Strengths: There are so many ways that adults can get goofy wrong. There's a lot of twee stories, tons of books with funny names that make my students roll their eyes, and way too many books that don't properly nuance fart jokes. Harrell gets middle school snark just right. Even the self referential footnotes amused me, and it's well documented that my reading tastes are that of a 12 year old boy. There's digestive upset, but it's used as a plot device, and Ruby does apologize. There are a few timely Life Lessons in the stories as well, but the real draw is the ham balloons and the mind wiping photobooth. Gary reminds me a bit of Stick Dog, in that he always has a good plan, even though his friends don't think he is all that smart. The illustrations are also just right for middle school; cartoon-like, of course, but somehow a little more sophisticated. Harrell's illustrations could almost grace the cover of a Young Adult novel, since those are trending toward this style. It's hard to really describe why Harrell's style is so perfect, but it works.

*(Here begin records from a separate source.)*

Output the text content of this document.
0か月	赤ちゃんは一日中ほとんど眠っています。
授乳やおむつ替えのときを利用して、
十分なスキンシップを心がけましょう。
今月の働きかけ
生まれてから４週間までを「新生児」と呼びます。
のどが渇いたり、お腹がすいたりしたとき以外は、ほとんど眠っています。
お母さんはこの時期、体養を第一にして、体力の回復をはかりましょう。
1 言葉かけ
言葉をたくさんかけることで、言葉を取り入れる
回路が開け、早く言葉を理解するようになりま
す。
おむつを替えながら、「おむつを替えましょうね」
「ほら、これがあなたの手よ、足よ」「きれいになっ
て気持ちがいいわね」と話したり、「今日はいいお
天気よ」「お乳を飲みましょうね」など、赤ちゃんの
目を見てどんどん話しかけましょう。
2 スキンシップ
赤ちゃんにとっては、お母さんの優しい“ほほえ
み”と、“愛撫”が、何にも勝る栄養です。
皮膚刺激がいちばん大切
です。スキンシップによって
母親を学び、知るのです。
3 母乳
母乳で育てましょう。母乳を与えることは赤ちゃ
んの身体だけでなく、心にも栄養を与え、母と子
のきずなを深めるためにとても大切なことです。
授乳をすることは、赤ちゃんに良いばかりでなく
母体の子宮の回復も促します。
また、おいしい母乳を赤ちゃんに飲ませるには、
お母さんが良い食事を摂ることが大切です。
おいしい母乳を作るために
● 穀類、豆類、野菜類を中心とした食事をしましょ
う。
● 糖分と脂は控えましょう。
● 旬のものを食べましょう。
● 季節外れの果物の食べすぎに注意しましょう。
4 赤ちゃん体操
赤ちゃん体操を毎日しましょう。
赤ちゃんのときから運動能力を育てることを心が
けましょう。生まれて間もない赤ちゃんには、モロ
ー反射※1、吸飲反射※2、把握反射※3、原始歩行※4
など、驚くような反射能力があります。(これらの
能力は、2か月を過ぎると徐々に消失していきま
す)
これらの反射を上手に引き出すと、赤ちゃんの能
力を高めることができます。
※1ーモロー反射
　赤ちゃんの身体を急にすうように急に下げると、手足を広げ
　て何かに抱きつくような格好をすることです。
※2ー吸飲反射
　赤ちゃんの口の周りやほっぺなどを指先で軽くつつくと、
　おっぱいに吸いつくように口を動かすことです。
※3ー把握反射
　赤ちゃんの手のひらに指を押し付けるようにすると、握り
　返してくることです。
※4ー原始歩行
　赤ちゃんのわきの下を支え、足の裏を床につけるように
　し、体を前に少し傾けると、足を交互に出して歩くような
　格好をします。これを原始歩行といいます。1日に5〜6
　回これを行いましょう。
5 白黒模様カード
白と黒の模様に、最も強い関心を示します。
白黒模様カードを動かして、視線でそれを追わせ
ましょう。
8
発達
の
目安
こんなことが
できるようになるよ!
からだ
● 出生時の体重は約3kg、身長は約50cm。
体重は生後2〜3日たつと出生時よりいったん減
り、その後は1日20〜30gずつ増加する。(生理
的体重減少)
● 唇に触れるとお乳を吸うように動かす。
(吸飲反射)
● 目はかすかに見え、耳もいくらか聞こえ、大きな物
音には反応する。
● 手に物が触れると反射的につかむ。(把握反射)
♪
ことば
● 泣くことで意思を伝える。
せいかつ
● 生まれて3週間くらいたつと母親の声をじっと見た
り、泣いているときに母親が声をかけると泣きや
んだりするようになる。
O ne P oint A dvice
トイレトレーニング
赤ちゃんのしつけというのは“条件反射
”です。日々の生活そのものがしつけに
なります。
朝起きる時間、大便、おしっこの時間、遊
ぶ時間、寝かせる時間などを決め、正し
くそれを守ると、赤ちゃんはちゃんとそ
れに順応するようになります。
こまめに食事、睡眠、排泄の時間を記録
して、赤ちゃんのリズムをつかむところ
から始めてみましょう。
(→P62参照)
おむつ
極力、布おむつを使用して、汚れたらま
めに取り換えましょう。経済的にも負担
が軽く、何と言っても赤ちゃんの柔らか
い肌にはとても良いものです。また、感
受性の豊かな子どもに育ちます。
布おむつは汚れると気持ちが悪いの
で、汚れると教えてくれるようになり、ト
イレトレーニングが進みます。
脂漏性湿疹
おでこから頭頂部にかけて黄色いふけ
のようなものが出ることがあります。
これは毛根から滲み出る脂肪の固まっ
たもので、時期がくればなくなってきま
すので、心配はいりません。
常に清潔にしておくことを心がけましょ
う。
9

If you haven't investigated this series, it is high time you do so. 
Weaknesses: Aren't brand names like Pop Tarts meant to be avoided? Granted, this information was probably gleaned from reading Writer's Digest in the 1980s, but there were a couple of brand names used, and that seemed odd. (I seem to remember that BandAids and Xerox were to be avoided in favor of bandages and photocopies.)
What I really think: One of our teachers uses Wink as a core novel, so that definitely helps gets students interested in BatPig. He circulates a little better than Ham Helsing, which I thought wsa hysterical, but requires a little more esoteric knowledge to get some of the references. I do enjoy BatPig, but am also okay if Harrell wants to turn his talents to writing a graphic novel with human main characters and perhaps sports!